A linked list is a linear data structure where elements, called nodes, are connected using pointers. Each node consists of:
- Data: The value to store.
- Pointer (next): Reference to the next node.
Unlike arrays, linked lists are not stored in contiguous memory. This makes them flexible for dynamic memory allocation but slower for direct indexing.
Example
[10 | next] → [20 | next] → [30 | null]
Here, null means there’s no further node.
📜 Problem Statement
We want to reverse the sequence of nodes in a linked list. Reversing means changing the direction of the next pointers so that the head becomes the tail and vice versa.
Example
Input: 1 → 2 → 3 → 4 → null
Output: 4 → 3 → 2 → 1 → null
This requires pointer manipulation without losing track of the remaining list.
🐌 Iterative Approach
We traverse the list once, adjusting each node’s next pointer to point to its previous node.
Initialize Pointers
- prev = null (no previous node initially)

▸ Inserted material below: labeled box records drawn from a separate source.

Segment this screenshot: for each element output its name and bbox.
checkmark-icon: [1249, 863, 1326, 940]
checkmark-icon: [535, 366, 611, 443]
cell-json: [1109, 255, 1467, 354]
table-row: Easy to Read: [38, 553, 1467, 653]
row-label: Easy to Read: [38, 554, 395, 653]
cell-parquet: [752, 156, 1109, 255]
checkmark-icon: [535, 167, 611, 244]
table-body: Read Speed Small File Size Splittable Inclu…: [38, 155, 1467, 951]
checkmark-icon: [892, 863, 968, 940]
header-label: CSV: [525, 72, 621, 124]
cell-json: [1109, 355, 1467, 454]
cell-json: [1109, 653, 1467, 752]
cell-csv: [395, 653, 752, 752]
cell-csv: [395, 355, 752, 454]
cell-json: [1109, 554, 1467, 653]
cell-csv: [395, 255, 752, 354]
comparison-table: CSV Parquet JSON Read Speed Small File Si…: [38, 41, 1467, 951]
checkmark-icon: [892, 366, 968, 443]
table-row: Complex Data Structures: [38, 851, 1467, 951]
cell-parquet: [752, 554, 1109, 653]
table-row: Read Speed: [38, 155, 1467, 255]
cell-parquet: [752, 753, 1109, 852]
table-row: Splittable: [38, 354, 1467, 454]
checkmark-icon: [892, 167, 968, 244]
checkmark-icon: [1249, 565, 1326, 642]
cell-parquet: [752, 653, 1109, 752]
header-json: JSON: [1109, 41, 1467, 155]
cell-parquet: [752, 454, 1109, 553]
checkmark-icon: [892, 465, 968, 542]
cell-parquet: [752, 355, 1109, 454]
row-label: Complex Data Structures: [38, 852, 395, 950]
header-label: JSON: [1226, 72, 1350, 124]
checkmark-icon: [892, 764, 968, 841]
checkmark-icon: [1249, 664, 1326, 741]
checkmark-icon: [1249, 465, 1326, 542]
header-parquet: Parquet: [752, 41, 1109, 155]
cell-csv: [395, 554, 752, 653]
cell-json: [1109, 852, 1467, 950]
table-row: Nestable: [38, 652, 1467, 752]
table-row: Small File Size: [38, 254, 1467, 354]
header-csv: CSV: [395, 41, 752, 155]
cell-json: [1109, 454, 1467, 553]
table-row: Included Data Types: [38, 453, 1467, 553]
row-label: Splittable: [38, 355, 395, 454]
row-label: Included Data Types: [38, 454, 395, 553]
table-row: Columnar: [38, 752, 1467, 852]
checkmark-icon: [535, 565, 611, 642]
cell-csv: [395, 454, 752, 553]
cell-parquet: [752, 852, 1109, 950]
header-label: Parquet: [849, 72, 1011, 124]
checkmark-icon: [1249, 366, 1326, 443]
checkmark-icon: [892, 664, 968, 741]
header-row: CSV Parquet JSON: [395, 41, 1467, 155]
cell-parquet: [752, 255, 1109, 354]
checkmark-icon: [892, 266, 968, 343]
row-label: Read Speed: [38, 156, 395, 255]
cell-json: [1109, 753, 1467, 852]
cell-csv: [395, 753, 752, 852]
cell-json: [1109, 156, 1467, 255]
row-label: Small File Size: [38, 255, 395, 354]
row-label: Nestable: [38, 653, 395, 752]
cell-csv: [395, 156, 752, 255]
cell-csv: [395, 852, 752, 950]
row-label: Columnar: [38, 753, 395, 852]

- current = head (start from the first node)
Loop Until End
- Save the next node: next = current.next
- Reverse the link: current.next = prev
- Move prev forward: prev = current
- Move current forward: current = next
Update Head: At the end, prev becomes the new head.
class ListNode {
int val;
ListNode next;
ListNode(int val) { this.val = val; }
}
public ListNode reverseList(ListNode head) {
ListNode prev = null;
ListNode current = head;
while (current != null) {
ListNode next = current.next; // save next node
current.next = prev; // reverse pointer
prev = current; // move prev forward
current = next; // move current forward
}
return prev; // new head
}
Complexity
- Time: O(n) – Each node is visited once.
- Space: O(1) – No extra storage used.
🔄 Recursive Approach
Reverse the rest of the list first, then adjust the current node’s pointer.
Steps
- Base Case: If the head is null or only one node exists, return it.
- Recursive Call: Reverse the list starting from head.next.
- Rewire Pointers: Set head.next.next = head and head.next = null.
public ListNode reverseListRecursive(ListNode head) {
if (head == null || head.next == null) {
return head;
}
ListNode newHead = reverseListRecursive(head.next);
head.next.next = head;
head.next = null;
return newHead;
}
Complexity
- Time: O(n) – Each node is visited once.
- Space: O(n) – Recursive stack memory.
🧠 Importance of Learning This
- Common in coding interviews.
- Teaches pointer manipulation.
- Helps with advanced problems like palindrome-linked lists, list rotations, and merging operations.
Summary
Linked list using two main approaches: iterative and recursive. The iterative method uses pointer updates in a single pass, making it space-efficient. The recursive approach, while elegant, consumes additional stack memory. Understanding linked list reversal strengthens your grasp of pointer manipulation and prepares you for advanced linked list problems commonly seen in coding interviews.